218. Kinds of Fruits.-Fruits abound in Bible and all Oriental lands. Syria now has many kinds of fruit trees and fruit-bearing shrubs. Dr. Post gives a list of about forty principal ones that abound in Palestine alone. Among the best known fruit trees are the olive, fig, orange, apricot, pomegranate, mulberry, cherry, nectarine, plum, and medlar. "Medlar" is a fruit known by a Turkish name, which means, "the next world." Apples and pears are grown near Damascus, but are not indigenous to, and do not thrive well in, Palestine. The pomegranate tree seems like an uncared-for shrub. Large and good apricots grow near Solomon's pools.

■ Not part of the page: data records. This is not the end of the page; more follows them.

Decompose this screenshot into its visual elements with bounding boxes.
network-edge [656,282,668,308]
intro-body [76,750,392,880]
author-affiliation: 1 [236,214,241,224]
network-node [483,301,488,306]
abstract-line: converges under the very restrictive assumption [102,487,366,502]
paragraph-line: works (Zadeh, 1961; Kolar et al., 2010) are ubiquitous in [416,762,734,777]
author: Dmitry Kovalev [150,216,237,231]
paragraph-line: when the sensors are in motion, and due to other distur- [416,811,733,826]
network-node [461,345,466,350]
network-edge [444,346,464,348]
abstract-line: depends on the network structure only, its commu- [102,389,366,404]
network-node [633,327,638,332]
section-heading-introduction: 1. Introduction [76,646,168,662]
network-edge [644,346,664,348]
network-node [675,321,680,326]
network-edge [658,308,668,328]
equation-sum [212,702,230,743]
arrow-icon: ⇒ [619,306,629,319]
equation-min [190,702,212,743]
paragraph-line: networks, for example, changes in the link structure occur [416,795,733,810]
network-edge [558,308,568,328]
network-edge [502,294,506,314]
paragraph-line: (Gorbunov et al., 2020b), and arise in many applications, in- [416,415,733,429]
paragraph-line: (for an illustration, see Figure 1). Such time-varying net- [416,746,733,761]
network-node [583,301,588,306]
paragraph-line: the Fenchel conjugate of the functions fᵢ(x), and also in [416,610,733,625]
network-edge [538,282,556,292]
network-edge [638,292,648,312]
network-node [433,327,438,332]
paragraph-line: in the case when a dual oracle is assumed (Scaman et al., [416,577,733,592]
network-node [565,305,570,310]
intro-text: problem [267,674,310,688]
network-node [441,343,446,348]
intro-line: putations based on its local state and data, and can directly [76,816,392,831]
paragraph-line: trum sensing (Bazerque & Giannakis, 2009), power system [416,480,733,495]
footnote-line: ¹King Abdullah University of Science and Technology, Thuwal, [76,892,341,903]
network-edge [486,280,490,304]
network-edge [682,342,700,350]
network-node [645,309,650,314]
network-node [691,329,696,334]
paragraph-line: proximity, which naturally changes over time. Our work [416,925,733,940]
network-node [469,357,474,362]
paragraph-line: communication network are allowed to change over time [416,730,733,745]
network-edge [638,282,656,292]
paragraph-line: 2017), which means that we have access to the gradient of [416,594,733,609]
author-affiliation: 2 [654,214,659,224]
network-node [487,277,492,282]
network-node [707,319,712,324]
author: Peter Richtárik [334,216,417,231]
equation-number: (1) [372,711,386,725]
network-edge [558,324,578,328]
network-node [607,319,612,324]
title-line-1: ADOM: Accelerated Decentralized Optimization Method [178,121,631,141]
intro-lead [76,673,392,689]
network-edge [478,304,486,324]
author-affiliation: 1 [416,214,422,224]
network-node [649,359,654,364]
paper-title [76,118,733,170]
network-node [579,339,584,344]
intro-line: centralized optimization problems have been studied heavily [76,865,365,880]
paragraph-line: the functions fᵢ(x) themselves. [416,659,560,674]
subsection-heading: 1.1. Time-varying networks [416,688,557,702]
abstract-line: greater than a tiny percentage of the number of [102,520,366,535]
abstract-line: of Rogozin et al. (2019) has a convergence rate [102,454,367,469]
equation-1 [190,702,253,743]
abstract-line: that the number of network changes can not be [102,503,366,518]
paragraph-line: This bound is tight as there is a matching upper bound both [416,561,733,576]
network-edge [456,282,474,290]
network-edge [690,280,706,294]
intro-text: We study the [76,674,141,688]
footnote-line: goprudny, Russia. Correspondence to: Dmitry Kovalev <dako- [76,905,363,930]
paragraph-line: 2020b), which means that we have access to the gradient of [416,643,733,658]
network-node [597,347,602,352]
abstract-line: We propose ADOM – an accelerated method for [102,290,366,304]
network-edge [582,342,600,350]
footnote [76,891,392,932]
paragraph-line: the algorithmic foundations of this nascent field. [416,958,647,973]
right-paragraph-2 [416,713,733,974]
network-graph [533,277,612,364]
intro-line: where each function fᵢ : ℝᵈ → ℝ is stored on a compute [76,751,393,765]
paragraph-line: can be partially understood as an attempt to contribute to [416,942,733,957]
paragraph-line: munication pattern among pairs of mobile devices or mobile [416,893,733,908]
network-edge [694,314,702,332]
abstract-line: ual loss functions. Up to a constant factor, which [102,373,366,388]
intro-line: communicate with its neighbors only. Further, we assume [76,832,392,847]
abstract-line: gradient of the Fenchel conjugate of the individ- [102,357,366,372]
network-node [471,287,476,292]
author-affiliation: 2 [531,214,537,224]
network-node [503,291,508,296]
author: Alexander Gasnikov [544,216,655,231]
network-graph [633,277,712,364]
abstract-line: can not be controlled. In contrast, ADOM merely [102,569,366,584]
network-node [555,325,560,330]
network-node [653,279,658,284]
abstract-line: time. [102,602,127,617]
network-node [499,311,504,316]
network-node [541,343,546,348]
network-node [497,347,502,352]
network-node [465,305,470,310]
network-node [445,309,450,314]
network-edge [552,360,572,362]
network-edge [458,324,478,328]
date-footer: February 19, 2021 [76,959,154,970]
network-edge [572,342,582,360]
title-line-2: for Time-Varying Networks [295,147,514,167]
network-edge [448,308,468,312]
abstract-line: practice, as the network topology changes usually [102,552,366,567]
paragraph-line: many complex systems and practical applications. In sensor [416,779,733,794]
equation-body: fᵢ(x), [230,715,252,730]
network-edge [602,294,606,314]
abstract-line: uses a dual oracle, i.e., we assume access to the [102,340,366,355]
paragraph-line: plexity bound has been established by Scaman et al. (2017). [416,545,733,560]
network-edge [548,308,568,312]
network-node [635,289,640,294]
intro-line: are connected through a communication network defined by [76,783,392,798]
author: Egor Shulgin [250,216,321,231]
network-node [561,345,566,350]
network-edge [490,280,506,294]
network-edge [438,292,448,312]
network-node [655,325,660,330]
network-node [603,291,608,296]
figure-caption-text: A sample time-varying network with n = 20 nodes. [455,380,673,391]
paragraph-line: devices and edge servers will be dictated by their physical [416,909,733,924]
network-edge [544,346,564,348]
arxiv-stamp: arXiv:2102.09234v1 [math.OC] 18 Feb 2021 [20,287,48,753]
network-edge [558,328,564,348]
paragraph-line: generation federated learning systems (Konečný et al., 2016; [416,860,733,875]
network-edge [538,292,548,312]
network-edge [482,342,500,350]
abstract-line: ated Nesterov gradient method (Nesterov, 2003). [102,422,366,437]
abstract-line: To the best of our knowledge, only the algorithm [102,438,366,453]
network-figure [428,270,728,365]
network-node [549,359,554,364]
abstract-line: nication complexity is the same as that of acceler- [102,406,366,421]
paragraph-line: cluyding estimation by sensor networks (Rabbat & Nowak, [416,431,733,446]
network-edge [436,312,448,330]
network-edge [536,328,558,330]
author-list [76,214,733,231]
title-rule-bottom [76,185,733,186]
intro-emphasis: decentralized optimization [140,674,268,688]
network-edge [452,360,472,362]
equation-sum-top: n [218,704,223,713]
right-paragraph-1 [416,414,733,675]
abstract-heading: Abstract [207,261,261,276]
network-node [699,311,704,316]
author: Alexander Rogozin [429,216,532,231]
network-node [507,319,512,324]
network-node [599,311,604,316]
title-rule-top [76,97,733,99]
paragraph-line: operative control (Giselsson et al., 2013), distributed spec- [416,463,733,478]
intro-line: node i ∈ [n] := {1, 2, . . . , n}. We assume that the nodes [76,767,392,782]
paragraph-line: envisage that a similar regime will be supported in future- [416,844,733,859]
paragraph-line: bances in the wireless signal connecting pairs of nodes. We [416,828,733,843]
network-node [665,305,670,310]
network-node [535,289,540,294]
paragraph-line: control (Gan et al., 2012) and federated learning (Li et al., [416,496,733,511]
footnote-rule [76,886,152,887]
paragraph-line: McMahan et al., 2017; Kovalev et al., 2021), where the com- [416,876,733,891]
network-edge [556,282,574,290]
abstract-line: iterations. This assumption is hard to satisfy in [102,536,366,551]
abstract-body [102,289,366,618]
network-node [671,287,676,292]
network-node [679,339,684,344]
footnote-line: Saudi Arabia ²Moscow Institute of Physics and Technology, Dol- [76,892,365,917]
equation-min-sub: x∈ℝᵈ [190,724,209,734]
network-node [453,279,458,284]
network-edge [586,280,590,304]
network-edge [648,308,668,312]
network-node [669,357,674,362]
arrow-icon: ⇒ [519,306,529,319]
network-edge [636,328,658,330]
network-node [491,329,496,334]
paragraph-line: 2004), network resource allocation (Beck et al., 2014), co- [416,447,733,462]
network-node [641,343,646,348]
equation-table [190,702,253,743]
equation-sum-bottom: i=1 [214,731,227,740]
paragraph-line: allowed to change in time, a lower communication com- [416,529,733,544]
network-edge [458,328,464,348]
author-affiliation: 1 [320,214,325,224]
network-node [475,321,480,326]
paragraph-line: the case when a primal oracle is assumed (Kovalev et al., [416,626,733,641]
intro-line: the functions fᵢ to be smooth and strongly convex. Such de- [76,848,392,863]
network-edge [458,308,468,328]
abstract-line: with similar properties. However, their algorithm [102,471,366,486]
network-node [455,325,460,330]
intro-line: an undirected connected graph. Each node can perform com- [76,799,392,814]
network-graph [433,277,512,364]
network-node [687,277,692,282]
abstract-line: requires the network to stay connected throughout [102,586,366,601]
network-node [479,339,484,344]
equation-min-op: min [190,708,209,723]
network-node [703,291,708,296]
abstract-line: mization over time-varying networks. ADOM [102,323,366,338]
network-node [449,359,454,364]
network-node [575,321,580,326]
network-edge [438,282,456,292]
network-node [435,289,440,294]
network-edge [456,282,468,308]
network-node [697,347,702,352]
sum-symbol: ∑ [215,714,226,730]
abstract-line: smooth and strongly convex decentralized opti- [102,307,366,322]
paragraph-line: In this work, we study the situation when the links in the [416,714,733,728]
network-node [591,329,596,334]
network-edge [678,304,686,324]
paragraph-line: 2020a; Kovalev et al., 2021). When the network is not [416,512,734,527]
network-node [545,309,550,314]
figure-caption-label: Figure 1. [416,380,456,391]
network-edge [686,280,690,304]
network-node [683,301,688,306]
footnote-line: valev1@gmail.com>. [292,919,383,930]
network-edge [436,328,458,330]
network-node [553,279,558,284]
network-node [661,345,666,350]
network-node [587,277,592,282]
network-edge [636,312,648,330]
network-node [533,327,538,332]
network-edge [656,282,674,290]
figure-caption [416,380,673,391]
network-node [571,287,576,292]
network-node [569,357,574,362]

219. Figs.-Fig trees are cultivated in gardens, usually by women. If the fig garden is away from the village, it may have a hut, to which the family owning the garden removes in the summer months, not only from villages, but from towns like Hebron, Gaza, Ramleh, and Lydda. The women gather the figs, dry them on the red earth in the sun in an enclosed space, to keep away the dogs, chickens, and children by day, and the jackals and foxes by night. The fruit harvest is a happy time for women and girls. They sing, sometimes from morning until night, one girl sings a line and another in the next garden, or across the valley, sings a second line, and so they continue the songs antiphonally all the day. The figs, when dried, are put away for winter, or are sold in the markets, as at Jerusalem and Jaffa. Sometimes "long garlands of dried figs are put on a string, weighing together seven or eight pounds. This method is common in villages like Bethel, Gibeon, Nazareth, and other small places. Es Salt (east of the Jordan) is renowned for figs and raisins."